Bottom - An example of LaTeX hyphenation and justification engine on a fragment of text from the Voyage of the Beagle by Charles Darwin. The algorithm not only very cleverly breaks the words in the most appropriate manner it also adjusts the right hand edge so that it is optically straight (even though as you can see if you look carefull it is not geometrically straight).

Wednesday 21 April 2010

Many Dimensions of a Book mapped out

I am working on a journal piece on Text and have tried to get my head around the idea of a book being a multidimensional mapping of black ink into a structured 3D space.

As part of this I wanted to try and show that if you break open a book and consider it as a 2D object then there is an extended dynamic range of lengthscales that have to be right for the book to work. It has to have a coherence and structure in the use of black ink in white space over a set of objects: Book - Page - TextBlock - Paragraph - Line - Word - Glyph.

[Robert Bringhurst makes the point in ETS 3.1 - when describing the Digital typeface Requiem by Jonathon Hoefler that, "...Requiem, unlike Bembo, Centaur and Dante, was born in the digital medium, where two dimensions have to do the work of three" p244.

In an interview with Jonathon Hoeffler he returns the compliment and says; "Robert Bringhurst put it best when he said that typography is an art where the microscopic and macroscopic constantly converge."].

I have chosen to measure the area of each of these 'objects' in millimetres squared and plotted these areas as a measure of the length scale of coherence of the text. The example is based on some pages of text from an article I wrote a few years ago about Ancient Geometry, Stereology and Modern Medics.

The typesetting has been done with the memoir class in LaTeX and the free font Utopia that was designed by Robert Slimbach and released for 'free' use by Adobe.


Book [Here represented by an eight page spread - but a 296 page book is this multiplied by 32 times]
Page [Here shown as a grey on white diagram.]
Textblock [Here is the actual textblock, individual words can now be seen and the structure of the paragraphs and headings etc. If you zoom in you can read it.]


Paragraph [Words and their spacing, leading between lines, justification.]
Line [How words interact and word and letter white space, punctuation]
Word [how glyphs and whitespace interacts]
Glyph [the fi glyph looks close up]

In each case I have measured the area of the object (page or line or glyph etc) in squared millimetres and plotted these estimates in the graph lower right on a logarithmic axis.


Saturday 17 April 2010

Reducing Fraction (2)

Friday 2 April 2010

Reed's Razor

Reeds Razor*;

For Intense Seeing, magnify just enough to gain new insight; but no more

Matt Reed 2010.

*This is a nod to two other Razor aphorisms. 
One great one, Ockhams Razor; Entities must not be multiplied beyond necessity,
and one facetious one, Hanlons Razor; Never attribute to malice that which can be adequately explained by stupidity.

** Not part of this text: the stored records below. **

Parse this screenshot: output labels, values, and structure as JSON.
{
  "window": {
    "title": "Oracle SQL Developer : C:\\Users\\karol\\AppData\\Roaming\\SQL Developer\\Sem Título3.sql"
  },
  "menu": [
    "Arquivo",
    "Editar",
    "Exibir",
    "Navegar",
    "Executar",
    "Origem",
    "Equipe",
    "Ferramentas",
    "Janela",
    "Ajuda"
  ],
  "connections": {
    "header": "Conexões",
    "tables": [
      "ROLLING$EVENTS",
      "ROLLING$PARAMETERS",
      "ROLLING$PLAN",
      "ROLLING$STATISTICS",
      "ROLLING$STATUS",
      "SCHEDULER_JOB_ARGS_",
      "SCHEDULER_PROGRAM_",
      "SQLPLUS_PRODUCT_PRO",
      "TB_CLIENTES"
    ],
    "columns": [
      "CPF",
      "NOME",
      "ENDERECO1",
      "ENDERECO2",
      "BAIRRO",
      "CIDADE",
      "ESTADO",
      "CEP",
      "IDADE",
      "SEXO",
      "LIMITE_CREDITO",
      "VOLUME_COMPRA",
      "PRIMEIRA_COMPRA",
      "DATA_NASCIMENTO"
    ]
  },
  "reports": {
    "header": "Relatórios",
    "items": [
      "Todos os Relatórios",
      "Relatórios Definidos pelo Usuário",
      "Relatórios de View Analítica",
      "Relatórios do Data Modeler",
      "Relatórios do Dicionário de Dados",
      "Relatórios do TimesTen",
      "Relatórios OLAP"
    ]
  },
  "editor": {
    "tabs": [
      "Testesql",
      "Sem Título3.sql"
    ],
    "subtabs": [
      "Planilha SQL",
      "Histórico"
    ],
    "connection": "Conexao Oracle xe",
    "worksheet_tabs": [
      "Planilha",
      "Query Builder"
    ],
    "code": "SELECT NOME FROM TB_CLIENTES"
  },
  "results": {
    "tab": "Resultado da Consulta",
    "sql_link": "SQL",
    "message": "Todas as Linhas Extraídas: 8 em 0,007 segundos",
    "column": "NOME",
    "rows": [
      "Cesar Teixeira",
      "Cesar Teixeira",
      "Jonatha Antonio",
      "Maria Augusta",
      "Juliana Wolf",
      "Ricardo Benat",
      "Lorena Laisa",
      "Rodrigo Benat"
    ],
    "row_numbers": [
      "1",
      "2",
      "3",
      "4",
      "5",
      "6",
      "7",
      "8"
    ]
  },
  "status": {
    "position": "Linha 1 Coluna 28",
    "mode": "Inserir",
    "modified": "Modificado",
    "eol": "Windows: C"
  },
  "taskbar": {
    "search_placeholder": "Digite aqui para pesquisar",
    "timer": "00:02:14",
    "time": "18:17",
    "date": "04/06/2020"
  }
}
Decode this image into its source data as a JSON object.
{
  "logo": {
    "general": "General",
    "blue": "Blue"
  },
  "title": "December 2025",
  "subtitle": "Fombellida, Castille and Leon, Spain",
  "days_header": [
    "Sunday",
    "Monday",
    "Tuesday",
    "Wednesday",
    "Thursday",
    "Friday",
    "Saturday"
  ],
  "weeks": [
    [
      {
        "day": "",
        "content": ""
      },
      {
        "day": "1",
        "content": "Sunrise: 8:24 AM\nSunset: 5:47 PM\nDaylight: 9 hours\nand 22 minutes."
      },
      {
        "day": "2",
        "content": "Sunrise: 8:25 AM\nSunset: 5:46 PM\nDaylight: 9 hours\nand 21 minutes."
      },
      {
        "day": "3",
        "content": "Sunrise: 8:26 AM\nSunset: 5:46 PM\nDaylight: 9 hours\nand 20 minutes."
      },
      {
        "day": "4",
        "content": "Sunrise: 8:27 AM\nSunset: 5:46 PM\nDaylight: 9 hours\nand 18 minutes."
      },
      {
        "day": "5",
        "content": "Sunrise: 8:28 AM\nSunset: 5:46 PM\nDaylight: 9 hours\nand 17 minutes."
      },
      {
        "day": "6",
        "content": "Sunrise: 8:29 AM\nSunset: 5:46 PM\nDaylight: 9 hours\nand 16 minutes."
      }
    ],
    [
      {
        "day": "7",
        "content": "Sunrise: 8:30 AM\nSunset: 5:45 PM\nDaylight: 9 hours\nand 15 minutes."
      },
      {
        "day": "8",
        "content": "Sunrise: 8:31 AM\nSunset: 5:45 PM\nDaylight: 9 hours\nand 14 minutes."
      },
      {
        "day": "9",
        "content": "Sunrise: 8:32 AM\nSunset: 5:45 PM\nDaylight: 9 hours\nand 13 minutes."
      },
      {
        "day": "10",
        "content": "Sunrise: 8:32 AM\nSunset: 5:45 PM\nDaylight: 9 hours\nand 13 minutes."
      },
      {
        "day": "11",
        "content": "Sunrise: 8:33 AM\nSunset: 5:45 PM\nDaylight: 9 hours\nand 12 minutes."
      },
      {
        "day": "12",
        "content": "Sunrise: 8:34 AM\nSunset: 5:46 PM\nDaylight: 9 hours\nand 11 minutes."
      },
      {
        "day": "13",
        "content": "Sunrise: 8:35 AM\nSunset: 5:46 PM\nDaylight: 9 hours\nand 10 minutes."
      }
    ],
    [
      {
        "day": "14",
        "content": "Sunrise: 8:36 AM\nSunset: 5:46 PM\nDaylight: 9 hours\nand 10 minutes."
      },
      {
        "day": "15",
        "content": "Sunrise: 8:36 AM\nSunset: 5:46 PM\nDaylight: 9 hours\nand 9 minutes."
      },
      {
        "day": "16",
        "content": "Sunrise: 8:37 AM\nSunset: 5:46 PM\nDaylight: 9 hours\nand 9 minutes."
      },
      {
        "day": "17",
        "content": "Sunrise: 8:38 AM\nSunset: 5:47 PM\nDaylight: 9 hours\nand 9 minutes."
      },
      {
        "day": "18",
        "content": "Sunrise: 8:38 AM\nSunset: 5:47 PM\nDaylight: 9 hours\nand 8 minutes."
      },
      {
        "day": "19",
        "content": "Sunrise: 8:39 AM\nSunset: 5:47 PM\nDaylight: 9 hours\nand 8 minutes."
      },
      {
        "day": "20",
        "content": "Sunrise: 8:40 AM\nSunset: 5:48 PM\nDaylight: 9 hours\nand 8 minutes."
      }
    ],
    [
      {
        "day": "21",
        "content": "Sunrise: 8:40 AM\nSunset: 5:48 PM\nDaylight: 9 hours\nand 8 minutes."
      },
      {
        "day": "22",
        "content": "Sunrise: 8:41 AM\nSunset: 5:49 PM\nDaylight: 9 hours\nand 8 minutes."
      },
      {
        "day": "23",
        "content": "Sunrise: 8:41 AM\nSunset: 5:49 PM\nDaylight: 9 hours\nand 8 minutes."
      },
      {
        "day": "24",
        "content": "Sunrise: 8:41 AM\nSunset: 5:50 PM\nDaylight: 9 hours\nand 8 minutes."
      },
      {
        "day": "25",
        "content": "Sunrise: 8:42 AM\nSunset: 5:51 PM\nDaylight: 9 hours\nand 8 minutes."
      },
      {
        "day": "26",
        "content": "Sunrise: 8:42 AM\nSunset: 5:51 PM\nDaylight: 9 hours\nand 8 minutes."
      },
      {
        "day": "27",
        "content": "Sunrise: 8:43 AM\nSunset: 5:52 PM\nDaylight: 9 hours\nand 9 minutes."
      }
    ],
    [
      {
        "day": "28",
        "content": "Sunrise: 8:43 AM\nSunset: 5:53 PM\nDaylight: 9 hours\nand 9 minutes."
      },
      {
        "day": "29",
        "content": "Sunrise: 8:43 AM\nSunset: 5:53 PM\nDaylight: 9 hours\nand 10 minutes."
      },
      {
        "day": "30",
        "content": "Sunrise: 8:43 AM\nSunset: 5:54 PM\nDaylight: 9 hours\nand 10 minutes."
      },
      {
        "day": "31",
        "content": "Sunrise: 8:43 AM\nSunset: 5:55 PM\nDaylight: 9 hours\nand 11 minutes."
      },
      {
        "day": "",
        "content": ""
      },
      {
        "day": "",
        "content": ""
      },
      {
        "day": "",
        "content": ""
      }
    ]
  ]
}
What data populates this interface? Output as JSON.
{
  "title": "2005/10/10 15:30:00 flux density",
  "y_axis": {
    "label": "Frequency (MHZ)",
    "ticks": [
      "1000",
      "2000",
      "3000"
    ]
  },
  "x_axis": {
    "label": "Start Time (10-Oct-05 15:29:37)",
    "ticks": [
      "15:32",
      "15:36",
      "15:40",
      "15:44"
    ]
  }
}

The Reducing Fraction problem

I arrived at Intense Seeing via a particular and contingent route; from quantitative microscopy. This routing both colours my view and provides me with a chance to describe an analytical insight into the whole area. In quantitative microscopy there are a number of issues that have to be tackled to make progress, one of which is the `reducing fraction' problem. It's a really obvious problem; the higher the magnification you are using to resolve the details you are looking at, the lower the fraction of the whole object you can see in any one `field of view' (Unbiased Stereology. Howard & Reed First Edition 1998).
It can be illustrated in a number of ways but the figure shown is a very simple two dimensional example.

Note that however attractive the Eames Powers of Ten film and book it is quite disorienting. Even increasing the linear magnification by factors of 2, after a small number of iterations, leads to a vanishing fraction of the original area. The 8x gives a 1/64 th; keep going another two powers of two and you get to 32x magnification, which is a /1024 th of the original area.

Clearly in three dimensions things are even worse.